ドラム式洗濯機を1回稼働させたときの電気代は、ヒートポンプ式の場合は洗濯のみで約6円、乾燥込みで約32円が目安です。
ヒーター式の場合は、洗濯のみで約5.7円、乾燥込みで約35円となります。
洗濯のみの場合
| 想定消費電力 | 1回あたりの電気代 | |
|---|---|---|
| ドラム式洗濯機 (ヒーター式) | 185W | 約5.7円 |
| ドラム式洗濯機 (ヒートポンプ式) | 195W | 約6円 |
※電気料金単価は31円/kWhで計算
乾燥のみの場合
| 想定消費電力 | 1回あたりの電気代 | |
|---|---|---|
| ドラム式洗濯機 (ヒーター式) | 1,135W | 約35円 |
| ドラム式洗濯機 (ヒートポンプ式) | 1,050W | 約32円 |
※電気料金単価は31円/kWhで計算
洗濯のみであれば1回数円程度と非常に安いですが、熱を発生させる乾燥機能を使うと数十円に跳ね上がります。

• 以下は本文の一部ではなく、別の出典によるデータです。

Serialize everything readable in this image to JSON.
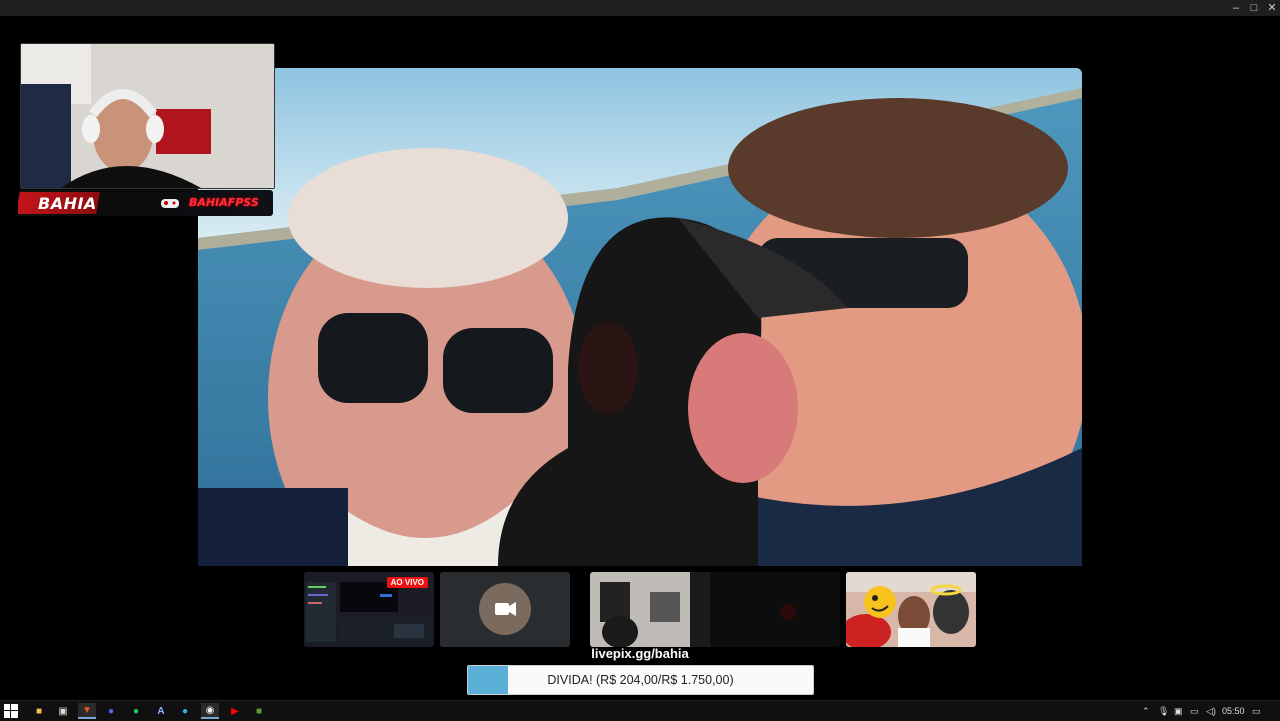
{
  "window": {
    "controls": {
      "minimize": "–",
      "maximize": "□",
      "close": "✕"
    }
  },
  "stream": {
    "overlay_left": "BAHIA",
    "overlay_right": "BAHIAFPSS",
    "donation_link": "livepix.gg/bahia",
    "goal": {
      "label": "DIVIDA! (R$ 204,00/R$ 1.750,00)",
      "current": 204,
      "target": 1750
    },
    "thumbs": [
      {
        "name": "obs-screen",
        "badge": "AO VIVO"
      },
      {
        "name": "camera-off"
      },
      {
        "name": "room-cam"
      },
      {
        "name": "dark-scene"
      },
      {
        "name": "meme-photo"
      }
    ]
  },
  "taskbar": {
    "apps": [
      "start",
      "file-explorer",
      "store",
      "brave",
      "discord",
      "spotify",
      "app-a",
      "edge",
      "obs",
      "youtube",
      "minecraft"
    ],
    "clock": "05:50"
  }
}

1回の差は数十円でも、毎日使えば1か月で千円近い差になるため、自分の使っている洗濯機がどちらの乾燥方式なのかを把握して節約の目安にしてみてください。
ドラム式洗濯機の水道代は高いって本当?
ドラム式洗濯機は縦型洗濯機に比べて「水道代が高い」というのは誤解であり、実際はドラム式の方が水道代は安く済みます。
縦型洗濯機は洗濯槽にたっぷりと水を溜めてもみ洗いをするため、多くの水を必要とします。
一方、ドラム式はドラムを回転させて衣類を上から下へ落とす「たたき洗い」を採用しており、少ない水で効率よく汚れを落とすことが可能です。
そのため、1回の洗濯で使用する水量はドラム式の方が少なく、長期間使い続けるほど水道代の節約に大きく貢献します。
急に電気代が上がったが故障の可能性はある?
乾燥時間が以前より極端に長くなり、それに伴って電気代が高騰している場合は、洗濯機本体の故障の可能性があります。
フィルターをきれいに掃除しても生乾きになったり、いつまでも乾燥運転が終わらなかったりする場合、ヒートポンプのコンプレッサーやヒーター部分に不具合が生じているサインかもしれません。
乾燥に長時間を要すると、当然稼働した分の電力を消費し続けます。
もし電気代の高騰に異常を感じた場合は、無駄な電気を消費し続ける前に、メーカーや購入した家電量販店の修理窓口へ相談することをおすすめします。
まとめ:ドラム式洗濯機の電気代を把握して賢く節約しよう

ドラム式洗濯機の電気代は、乾燥方式や使用頻度、使い方により大きく変動します。
ヒートポンプ式の方が電気代は安い傾向にありますが、フィルター掃除やまとめ洗い、省エネコースの活用など、日々の工夫でさらに節約が可能です。
また、ライフスタイルに適した電力会社やプランに見直すことも、電気代削減の有効な手段となります。
電力会社の切り替えを検討している方や、少しでも毎月の電気代を抑えたいと考えている方には、本記事で紹介した3つの新電力会社がおすすめです。
電力会社やプランを見直し、ドラム式洗濯機の使い方を工夫しながら、賢く節約に取り組んでみてください。